Ce que le cinéma local nous montre d’un monde global
Universel ou uniforme ?
La 6ème édition du festival À Films ouverts invite à explorer les enjeux et les effets de la globalisation économique et culturelle. À films ouverts veut souligner les thèmes qui s’universalisent et mettre en lumière les effets d’une standardisation des modes de vie à travers les images d’un cinéma venu des quatre coins de la planète. L’uniformisation de l’humanité serait-elle le revers de la médaille de l’universalité ? La question est ouverte.
Si les contacts entre les peuples ont toujours existé, l’accélération et la densification des échanges ont pris une tournure radicale à l’occasion de l’industrialisation du monde. Ce processus de l’histoire de l’humanité fut à la fois long, il s’est produit sur plusieurs siècles, et à la fois très court au regard de l’histoire de l’humanité.
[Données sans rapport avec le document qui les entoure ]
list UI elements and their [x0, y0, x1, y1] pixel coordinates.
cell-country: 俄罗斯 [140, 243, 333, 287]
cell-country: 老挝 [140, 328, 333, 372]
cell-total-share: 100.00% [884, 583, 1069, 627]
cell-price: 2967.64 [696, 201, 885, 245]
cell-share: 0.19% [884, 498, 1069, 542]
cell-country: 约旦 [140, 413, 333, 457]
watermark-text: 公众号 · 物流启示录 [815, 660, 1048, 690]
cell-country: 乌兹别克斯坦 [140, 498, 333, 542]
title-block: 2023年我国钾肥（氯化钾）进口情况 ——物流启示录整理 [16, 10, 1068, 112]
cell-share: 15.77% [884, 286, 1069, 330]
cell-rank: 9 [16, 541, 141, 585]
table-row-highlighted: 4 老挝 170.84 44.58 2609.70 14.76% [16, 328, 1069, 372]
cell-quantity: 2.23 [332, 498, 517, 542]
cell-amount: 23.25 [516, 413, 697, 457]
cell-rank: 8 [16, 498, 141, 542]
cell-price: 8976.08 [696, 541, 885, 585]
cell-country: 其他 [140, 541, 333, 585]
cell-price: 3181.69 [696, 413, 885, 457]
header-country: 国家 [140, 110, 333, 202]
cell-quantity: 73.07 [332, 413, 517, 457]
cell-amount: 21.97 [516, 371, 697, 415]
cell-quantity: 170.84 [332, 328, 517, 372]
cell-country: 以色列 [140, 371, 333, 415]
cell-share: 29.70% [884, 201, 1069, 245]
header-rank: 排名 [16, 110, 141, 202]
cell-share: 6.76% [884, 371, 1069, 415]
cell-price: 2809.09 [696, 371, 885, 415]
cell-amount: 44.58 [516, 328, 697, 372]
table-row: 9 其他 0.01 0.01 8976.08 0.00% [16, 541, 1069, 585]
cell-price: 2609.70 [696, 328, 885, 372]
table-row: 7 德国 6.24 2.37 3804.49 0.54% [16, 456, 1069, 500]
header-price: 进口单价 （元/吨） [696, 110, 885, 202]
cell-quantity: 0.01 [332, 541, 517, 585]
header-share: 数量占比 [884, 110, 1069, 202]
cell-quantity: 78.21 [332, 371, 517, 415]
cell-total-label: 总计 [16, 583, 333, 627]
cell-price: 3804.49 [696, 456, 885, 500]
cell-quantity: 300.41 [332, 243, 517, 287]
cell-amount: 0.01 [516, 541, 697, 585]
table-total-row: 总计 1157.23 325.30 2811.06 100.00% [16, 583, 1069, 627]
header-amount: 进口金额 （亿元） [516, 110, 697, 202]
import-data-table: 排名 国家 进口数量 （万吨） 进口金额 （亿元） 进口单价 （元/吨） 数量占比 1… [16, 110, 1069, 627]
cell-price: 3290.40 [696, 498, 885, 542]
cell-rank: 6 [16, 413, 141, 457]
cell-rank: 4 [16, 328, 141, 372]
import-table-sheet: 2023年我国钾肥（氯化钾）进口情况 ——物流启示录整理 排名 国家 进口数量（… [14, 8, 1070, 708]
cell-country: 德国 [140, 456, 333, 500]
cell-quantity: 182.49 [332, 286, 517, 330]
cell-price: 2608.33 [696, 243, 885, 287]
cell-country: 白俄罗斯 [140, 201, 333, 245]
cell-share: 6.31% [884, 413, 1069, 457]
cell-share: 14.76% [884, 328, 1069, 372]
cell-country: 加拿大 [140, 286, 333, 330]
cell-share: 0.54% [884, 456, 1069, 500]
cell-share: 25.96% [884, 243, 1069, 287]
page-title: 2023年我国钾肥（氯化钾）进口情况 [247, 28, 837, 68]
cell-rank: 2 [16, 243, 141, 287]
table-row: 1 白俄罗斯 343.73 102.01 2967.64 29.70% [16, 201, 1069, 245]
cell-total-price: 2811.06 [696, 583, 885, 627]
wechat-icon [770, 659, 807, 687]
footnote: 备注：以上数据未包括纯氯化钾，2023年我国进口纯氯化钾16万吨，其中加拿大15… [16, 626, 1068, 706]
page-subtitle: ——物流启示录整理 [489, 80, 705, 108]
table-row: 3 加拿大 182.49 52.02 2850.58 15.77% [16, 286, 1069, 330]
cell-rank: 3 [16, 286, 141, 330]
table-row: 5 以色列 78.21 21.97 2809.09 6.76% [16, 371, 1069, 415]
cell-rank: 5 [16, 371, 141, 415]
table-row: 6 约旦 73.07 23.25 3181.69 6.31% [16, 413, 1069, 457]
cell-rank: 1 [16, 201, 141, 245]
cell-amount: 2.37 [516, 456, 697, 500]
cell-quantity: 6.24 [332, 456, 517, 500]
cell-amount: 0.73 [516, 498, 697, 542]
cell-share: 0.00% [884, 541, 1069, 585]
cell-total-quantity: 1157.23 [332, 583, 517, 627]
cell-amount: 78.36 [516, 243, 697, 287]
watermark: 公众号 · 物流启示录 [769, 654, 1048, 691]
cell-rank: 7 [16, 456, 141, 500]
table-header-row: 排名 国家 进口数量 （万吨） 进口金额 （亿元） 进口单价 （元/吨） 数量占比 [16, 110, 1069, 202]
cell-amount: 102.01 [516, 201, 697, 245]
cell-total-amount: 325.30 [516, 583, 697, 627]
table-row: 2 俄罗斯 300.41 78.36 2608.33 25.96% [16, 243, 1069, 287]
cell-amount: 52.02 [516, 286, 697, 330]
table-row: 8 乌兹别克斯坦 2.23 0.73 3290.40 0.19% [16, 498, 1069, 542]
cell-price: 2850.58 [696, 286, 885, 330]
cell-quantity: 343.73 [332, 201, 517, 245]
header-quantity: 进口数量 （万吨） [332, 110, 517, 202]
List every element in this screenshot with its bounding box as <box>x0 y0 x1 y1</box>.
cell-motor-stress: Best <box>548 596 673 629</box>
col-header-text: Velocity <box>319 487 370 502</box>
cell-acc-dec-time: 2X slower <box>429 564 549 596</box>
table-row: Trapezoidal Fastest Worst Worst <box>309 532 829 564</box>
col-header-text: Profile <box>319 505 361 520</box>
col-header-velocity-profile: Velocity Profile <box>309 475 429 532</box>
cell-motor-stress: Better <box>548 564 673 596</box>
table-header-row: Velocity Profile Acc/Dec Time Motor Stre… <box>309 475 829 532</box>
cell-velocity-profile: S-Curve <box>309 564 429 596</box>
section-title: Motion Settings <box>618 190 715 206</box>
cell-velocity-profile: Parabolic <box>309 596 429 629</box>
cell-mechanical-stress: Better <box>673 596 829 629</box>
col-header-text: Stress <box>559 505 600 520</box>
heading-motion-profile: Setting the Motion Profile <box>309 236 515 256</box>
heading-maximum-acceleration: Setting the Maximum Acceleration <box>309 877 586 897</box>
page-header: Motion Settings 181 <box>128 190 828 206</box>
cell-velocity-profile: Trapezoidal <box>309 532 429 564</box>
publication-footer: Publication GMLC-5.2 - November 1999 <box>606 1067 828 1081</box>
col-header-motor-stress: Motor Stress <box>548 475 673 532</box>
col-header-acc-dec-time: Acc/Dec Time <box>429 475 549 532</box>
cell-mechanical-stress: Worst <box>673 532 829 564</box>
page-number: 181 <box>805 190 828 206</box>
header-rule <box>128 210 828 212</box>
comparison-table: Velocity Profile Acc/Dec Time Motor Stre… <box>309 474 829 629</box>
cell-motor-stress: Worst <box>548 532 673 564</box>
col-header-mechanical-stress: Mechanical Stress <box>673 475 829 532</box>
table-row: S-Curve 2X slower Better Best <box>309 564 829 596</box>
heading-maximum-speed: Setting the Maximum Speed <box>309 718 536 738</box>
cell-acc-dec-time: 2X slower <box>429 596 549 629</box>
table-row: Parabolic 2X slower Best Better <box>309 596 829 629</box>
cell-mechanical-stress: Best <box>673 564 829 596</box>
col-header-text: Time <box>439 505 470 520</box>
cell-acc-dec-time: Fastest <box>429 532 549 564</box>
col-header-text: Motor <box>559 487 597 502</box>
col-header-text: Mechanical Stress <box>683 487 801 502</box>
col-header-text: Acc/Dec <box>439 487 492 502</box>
Mais il a bouleversé à jamais les sociétés, ne fut-ce que sur un aspect : combien de communautés ignorent encore qu’elles font partie d’une humanité dont l’horizon est la planète Terre ?
Globalisation et déséquilibres
Cette révolution n’a pas été paisible. À travers l’histoire, les rapports entre les peuples se sont rarement déployés dans l’amitié et le commerce « équitable ». Les découvertes, les conquêtes, les migrations furent souvent accompagnées de brutalités, d’assimilations forcées, voire d’éliminations de populations. Le résultat de cette évolution jalonnée de conflits et de « déséquilibres » est un monde lui-même déséquilibré dont émergent des puissances politiques et économiques qui donnent un tempo – ou prétendent le donner – à l’ensemble des sociétés.
La caractéristique la plus nette de cet état du monde est l’importance des échanges commerciaux, eux-mêmes placés sous une double contrainte : l’économie de marché et son idéologie libérale. C’est essentiellement pour ouvrir de nouveaux débouchés aux entreprises marchandes, pour s’assurer un accès aux matières premières ou à des marchés du travail plus favorables à la plus-value, que les puissances politiques se sont souciées de l’ouverture, en force ou en douceur, des frontières. Le documentaire La Era del buen vivir souligne bien les effets de la mondialisation auprès de populations locales soumises aux effets violents d’un ordre mondialisé qui menace leurs conditions économiques d’existence, leurs valeurs et leur culture.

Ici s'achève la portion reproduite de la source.